Александр Бестужев-Марлинский - Ночь на корабле
— Здоровье царского величества, нашего нового государя Михаила Федоровича! — молвил он, поднимая кубок выше головы.
— Много лет благоденствовать! — ответил молодой боярин, и оба выпили духом.
— Хорошо винцо, хорошо и заздравье: имя доброго царя не поперхнется в горле. Не то было при Иване Васильевиче, когда наши старики глотали мальвазию за столом государевым, морщась, будто с горькой полыни, и здравствовали ему, щупая, тут ли уши! — сказал молодой боярин.
— Да, да, — прибавил другой, — я сам видел своего роденьку, боярина Титова, над которым изволил пошутить Грозный: окорнал ему ухо собственною рукою. Сказывают, что Титов бил челом за милость, за царское пожалованье; только между своими он пел другую песню, так что братья затыкали уши и запирали ставни.

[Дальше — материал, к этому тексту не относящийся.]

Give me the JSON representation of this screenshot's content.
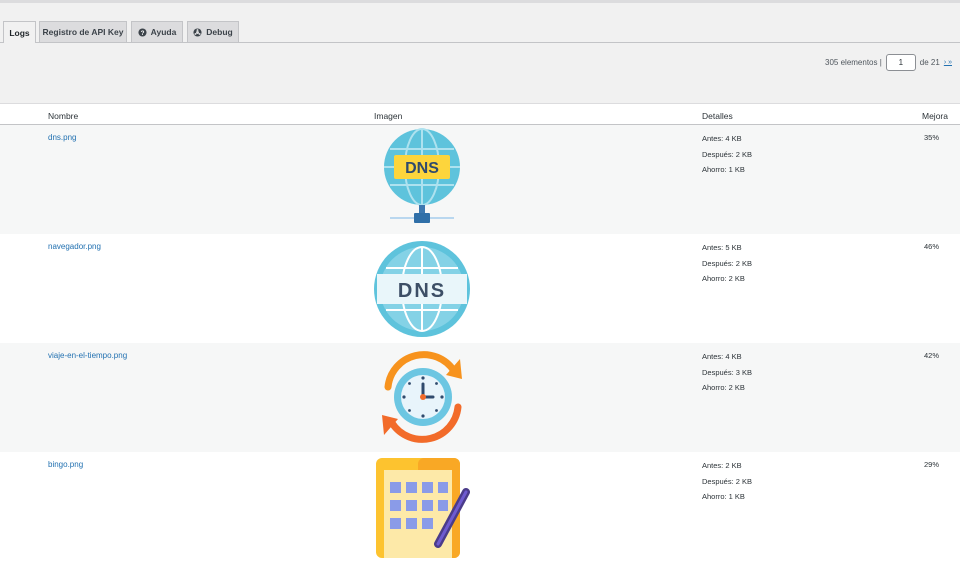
{
  "tabs": [
    {
      "label": "Logs",
      "icon": null,
      "active": true
    },
    {
      "label": "Registro de API Key",
      "icon": null,
      "active": false
    },
    {
      "label": "Ayuda",
      "icon": "help-icon",
      "active": false
    },
    {
      "label": "Debug",
      "icon": "debug-icon",
      "active": false
    }
  ],
  "pagination": {
    "items_text": "305 elementos |",
    "current_page": "1",
    "of_text": "de 21",
    "next_links": "› »"
  },
  "table": {
    "headers": {
      "name": "Nombre",
      "image": "Imagen",
      "details": "Detalles",
      "improvement": "Mejora"
    },
    "rows": [
      {
        "name": "dns.png",
        "image_icon": "dns-globe-network-icon",
        "before": "Antes: 4 KB",
        "after": "Después: 2 KB",
        "savings": "Ahorro: 1 KB",
        "improvement": "35%"
      },
      {
        "name": "navegador.png",
        "image_icon": "dns-globe-icon",
        "before": "Antes: 5 KB",
        "after": "Después: 2 KB",
        "savings": "Ahorro: 2 KB",
        "improvement": "46%"
      },
      {
        "name": "viaje-en-el-tiempo.png",
        "image_icon": "clock-cycle-icon",
        "before": "Antes: 4 KB",
        "after": "Después: 3 KB",
        "savings": "Ahorro: 2 KB",
        "improvement": "42%"
      },
      {
        "name": "bingo.png",
        "image_icon": "bingo-card-icon",
        "before": "Antes: 2 KB",
        "after": "Después: 2 KB",
        "savings": "Ahorro: 1 KB",
        "improvement": "29%"
      }
    ]
  },
  "colors": {
    "link": "#2271b1",
    "background": "#f1f1f1",
    "tab_inactive": "#dcdcde"
  }
}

— Не держали и ставни и запоры от слова и дела и кромешной опричнины: тогда был бы навет — ответа пыткой добьются. Помню я, дядя Агарев, как, бывало, меня ребенком пугивали: «Не плачь, Степан, — опричник съест!» И они впрямь были людоеды по зверской душе своей. Народ как дождь рассыпался, завидя черную тафью, и купцы покидали незапертые лавки. Как ты ни лаком до заздравной чары, дядя Наум, а и у тебя, чай, отпала бы охота целоваться с ней, видя, как жарят товарищей на угольях или пускают в народ медведей для потехи, середи Кремля белокаменного.
— Иное время, иное бремя, князь Степан. Грозный отбил власть у ханов и целиком переложил ее на нас со всею татарщиною. Он был злой человек, прости господи его душу, — а умный царь. Москва дрожала, князья и бояре ползали в унижении, зато соседи уважали нас, и Русь была тиха…

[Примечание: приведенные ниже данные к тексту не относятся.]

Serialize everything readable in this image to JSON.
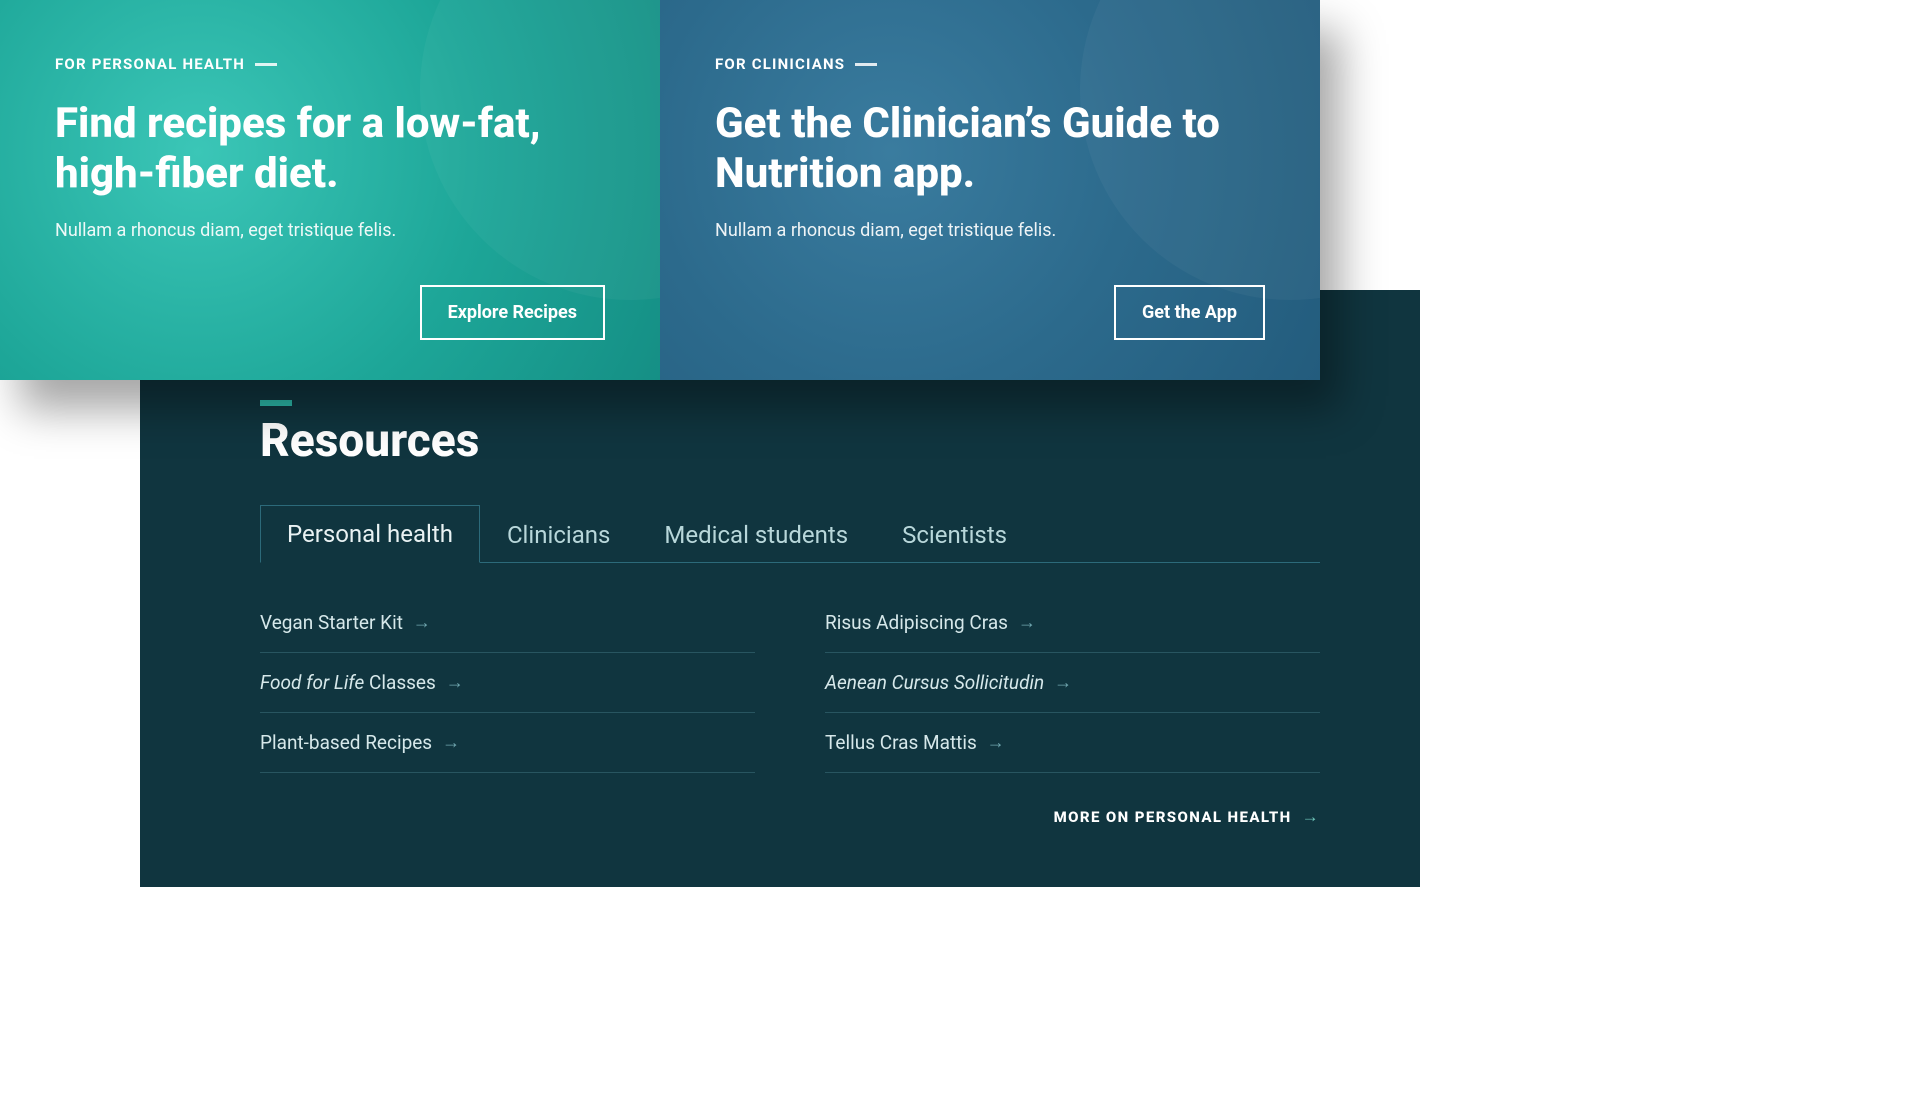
{
  "cards": {
    "left": {
      "eyebrow": "FOR PERSONAL HEALTH",
      "title": "Find recipes for a low-fat, high-fiber diet.",
      "subtitle": "Nullam a rhoncus diam, eget tristique felis.",
      "button": "Explore Recipes"
    },
    "right": {
      "eyebrow": "FOR CLINICIANS",
      "title": "Get the Clinician’s Guide to Nutrition app.",
      "subtitle": "Nullam a rhoncus diam, eget tristique felis.",
      "button": "Get the App"
    }
  },
  "resources": {
    "heading": "Resources",
    "tabs": [
      {
        "label": "Personal health",
        "active": true
      },
      {
        "label": "Clinicians",
        "active": false
      },
      {
        "label": "Medical students",
        "active": false
      },
      {
        "label": "Scientists",
        "active": false
      }
    ],
    "links_col1": [
      {
        "text": "Vegan Starter Kit",
        "italic": false
      },
      {
        "text_pre": "Food for Life",
        "text_post": " Classes",
        "italic": true
      },
      {
        "text": "Plant-based Recipes",
        "italic": false
      }
    ],
    "links_col2": [
      {
        "text": "Risus Adipiscing Cras",
        "italic": false
      },
      {
        "text": "Aenean Cursus Sollicitudin",
        "italic": true
      },
      {
        "text": "Tellus Cras Mattis",
        "italic": false
      }
    ],
    "more": "MORE ON PERSONAL HEALTH"
  }
}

— О, тише воды и ниже травы — тише степной могилы после Батыева нашествия! Куда велика радость русскому, что соседи ему кланялись, когда всякий опричник топтал его под ноги, когда доброе имя и добром нажитые деньги зависели от первого доносчика, когда душа в теле и жена в постели принадлежали слугам и причетникам царским. Желаю знать, утешна ль бы была сорока тысячам новгородцев, умирающих под долбнею, — старая погудка, что это побоище будет невесть как полезно их внукам!
— Дело ужасное… грех и вспоминать, не то что оправдывать. А все-таки царь Иван русской кровью спаял русское царство!
— Надолго спаял, нечего сказать! Если б не сильная рука Бориса — наша Русь прежде самозванцев распалась бы, как бочка без обручей. Лучше бы сказал ты, что он сломал стрелы, желая чересчур крепко связать их. Чуть не стало первого самозванца, набежало их дюжинами, и пошли играть короною, словно мячиком. Один кричит: подавай нам Владислава, другой хочет шведского королевича, третьи ждут самого Жигимонта, а всё помня царя Ивана, — он набил им оскомину. Счастье наше, что у всех русских один язык, одна вера православная: у нас не было головы, но было сердце ретивое, и в нем любовь к отечеству — она-то победила искусство, и силу, и храбрость неприятелей, слава Богу и князю Пожарскому! Теперь не станут враги издеваться над нами середи столицы — теперь мы избрали себе царя по мыслям и купцу, и чернецу, и доброму молодцу. Да здравствует род Романовых в годы годов и в роды родов!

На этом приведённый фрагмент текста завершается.